What is Epidemiology?
Epidemiology is the basic science of Preventive and Social Medicine. It can also be defined as the scientific discipline of public health to study diseases in the community to acquire knowledge for the health care of the society. Modern epidemiology is a vast subject. It has the following sub-categories:
- Infectious disease Epidemiology.
- Chronic Disease Epidemiology.
- Clinical Epidemiology.
- Genetic Epidemiology.
- Occupational Epidemiology.
- Cancer Epidemiology.
Epidemiological principles and methods can be used in Clinical research, Disease prevention, health promotion, health protection, and health services research. The results of epidemiological studies are also used by other scientists, including health economists, health policy analysts, and health services managers.
Importance of epidemiology.
- To eliminate or reduce the health problems of the community.
- To promote the health and well-being of society as a whole.
- Epidemiology helps to describe the distribution and magnitude of health and disease problems in the human population.

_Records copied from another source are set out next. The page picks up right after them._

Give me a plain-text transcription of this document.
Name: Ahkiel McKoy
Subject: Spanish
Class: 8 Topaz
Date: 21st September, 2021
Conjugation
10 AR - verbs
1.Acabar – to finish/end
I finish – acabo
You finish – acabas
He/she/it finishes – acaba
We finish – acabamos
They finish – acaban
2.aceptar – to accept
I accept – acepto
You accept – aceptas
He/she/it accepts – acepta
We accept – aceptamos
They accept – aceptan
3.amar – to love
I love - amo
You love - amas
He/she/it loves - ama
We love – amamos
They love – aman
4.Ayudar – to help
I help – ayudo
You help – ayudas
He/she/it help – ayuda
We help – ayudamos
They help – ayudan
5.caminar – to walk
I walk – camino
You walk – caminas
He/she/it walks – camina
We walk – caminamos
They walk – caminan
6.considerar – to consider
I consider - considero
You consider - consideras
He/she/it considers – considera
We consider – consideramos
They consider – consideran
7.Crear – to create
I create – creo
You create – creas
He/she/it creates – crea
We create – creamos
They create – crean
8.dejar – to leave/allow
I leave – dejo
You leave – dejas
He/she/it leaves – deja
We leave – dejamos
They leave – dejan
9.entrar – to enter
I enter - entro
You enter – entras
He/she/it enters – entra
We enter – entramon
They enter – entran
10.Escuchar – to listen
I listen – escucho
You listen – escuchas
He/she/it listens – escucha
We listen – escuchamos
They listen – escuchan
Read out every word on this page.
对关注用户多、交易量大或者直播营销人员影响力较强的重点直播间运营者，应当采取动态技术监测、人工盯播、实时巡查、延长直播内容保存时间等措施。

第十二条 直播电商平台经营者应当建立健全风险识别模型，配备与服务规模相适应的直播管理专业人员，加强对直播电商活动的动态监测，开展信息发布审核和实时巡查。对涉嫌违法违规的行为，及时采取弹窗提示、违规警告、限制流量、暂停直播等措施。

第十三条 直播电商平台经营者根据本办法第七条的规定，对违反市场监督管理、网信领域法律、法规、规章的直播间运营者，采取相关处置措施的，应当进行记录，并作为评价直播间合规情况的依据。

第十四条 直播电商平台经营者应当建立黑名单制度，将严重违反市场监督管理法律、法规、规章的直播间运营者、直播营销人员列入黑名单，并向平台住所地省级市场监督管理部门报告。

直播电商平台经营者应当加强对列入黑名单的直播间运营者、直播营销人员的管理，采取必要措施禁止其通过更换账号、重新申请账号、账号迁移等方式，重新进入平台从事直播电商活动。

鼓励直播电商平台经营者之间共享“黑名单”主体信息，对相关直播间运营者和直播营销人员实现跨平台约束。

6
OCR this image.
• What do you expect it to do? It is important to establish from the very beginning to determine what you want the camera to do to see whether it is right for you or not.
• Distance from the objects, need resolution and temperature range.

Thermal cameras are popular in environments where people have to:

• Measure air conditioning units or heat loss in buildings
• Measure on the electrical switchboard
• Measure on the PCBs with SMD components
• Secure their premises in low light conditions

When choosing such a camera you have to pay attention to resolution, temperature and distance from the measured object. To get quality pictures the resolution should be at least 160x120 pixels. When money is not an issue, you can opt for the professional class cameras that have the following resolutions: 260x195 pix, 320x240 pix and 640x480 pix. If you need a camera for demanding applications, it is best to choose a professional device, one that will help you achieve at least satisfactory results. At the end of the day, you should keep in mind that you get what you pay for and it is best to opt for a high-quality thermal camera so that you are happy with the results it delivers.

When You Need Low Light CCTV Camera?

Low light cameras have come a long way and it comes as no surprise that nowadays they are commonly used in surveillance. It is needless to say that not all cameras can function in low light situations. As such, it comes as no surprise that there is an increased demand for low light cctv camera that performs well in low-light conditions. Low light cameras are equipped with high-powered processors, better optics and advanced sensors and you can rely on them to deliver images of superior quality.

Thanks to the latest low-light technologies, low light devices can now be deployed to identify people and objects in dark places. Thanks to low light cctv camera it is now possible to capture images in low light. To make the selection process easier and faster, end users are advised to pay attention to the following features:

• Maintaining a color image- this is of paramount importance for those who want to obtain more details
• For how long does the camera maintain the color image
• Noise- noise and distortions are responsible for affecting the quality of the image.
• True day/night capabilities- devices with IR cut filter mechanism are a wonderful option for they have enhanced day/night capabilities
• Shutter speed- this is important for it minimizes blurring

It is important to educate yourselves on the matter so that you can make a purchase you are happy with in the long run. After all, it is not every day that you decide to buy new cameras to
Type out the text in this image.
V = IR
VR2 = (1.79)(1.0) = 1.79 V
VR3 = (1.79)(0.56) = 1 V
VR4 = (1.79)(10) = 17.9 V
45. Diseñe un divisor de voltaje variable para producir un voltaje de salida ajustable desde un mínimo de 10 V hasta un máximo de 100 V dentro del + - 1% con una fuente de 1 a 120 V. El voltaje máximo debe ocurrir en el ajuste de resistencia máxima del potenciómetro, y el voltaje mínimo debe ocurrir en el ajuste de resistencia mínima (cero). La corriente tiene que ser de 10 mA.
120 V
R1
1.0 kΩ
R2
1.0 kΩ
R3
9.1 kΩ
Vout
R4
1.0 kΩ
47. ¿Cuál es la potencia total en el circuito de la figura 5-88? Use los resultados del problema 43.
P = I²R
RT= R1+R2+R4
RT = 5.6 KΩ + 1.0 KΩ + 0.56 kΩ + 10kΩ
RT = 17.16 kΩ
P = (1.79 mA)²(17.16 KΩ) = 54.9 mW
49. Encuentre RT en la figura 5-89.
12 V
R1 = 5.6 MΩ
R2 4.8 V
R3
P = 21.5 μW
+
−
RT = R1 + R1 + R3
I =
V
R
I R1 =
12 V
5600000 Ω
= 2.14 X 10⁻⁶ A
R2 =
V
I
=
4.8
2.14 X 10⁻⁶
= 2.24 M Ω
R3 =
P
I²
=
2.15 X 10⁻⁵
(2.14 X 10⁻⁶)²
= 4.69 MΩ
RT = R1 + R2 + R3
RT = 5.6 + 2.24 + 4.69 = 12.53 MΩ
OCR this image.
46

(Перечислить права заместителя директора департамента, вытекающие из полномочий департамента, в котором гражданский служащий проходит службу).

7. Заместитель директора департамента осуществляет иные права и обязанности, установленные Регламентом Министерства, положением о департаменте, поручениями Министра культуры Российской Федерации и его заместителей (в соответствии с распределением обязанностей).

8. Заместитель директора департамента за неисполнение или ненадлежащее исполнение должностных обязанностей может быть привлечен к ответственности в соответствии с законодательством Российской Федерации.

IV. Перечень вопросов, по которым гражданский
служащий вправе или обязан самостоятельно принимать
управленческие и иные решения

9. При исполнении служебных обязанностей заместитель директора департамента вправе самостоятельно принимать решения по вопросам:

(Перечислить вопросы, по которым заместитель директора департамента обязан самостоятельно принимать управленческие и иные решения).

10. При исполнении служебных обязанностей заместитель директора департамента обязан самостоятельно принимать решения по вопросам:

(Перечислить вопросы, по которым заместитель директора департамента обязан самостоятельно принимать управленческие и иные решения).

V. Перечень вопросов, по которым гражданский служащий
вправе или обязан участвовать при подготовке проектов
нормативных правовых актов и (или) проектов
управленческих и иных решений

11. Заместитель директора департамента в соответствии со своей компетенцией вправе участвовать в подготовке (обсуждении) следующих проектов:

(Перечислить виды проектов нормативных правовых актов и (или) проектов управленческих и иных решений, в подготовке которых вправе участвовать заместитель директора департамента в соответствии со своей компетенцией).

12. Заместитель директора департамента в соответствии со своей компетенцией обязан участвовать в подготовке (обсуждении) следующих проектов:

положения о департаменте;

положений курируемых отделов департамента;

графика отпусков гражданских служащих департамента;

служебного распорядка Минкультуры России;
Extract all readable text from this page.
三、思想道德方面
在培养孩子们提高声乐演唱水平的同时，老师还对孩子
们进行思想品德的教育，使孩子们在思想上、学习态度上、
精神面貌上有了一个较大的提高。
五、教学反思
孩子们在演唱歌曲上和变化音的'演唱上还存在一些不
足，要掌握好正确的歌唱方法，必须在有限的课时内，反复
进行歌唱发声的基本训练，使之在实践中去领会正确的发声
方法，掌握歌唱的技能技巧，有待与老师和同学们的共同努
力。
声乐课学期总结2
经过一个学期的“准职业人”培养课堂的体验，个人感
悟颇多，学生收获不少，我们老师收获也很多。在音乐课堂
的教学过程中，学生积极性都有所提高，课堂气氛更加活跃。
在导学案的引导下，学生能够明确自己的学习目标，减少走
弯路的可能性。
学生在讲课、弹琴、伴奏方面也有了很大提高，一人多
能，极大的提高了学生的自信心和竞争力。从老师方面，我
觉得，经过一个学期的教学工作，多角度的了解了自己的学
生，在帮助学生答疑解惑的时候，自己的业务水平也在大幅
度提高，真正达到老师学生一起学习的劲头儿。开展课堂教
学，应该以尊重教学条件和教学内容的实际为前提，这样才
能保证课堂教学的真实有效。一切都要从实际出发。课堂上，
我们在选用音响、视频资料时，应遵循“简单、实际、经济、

- To identify etiological factors (risk factors) in the pathogenesis of the disease.
- To provide data essential to the planning, implementation, and evaluation of services for the prevention, control, and treatment of disease and setting priorities among those services.
- Count health-related events.
- Epidemiology helps to describe the distribution of health-related events in the population.
- Identify risk factors for developing diseases.
- It helps identify causes or determinants of disease.
- Identify control and/or preventive measures.
- Establish priorities for allocating resources.
- Select interventions for prevention and control.
- Epidemiology helps to evaluate programs and to describe clinical patterns.
Basic principles of epidemiology.
Epidemiology is concerned with the frequency and pattern of health events in a population. Frequency includes not only the number of events in a population but also the rate or risk of disease in the population. Determining the rate of disease occurrences (the number of events divided by the size of the population) is critical for making valid comparisons across different populations.
Epidemiology is also used to search for causes and other factors that influence the occurrence of health-related events. The occurrence of a health-related event is usually related to multiple determinants that should be considered. Examples of determinants include host susceptibility to disease and opportunity for exposure to a microorganism, environmental toxin, insect vector, or another infected individual that may pose a risk for acquiring the disease.
Epidemiologists are concerned with the collective health of people in a community or other area and the impact of health events on that population.
Epidemiology provides data for directing public health action. An epidemiologist uses the scientific methods of descriptive and analytic epidemiology in “diagnosing” the health of a community, but also must call upon experience and creativity when planning how to control and prevent disease in the community.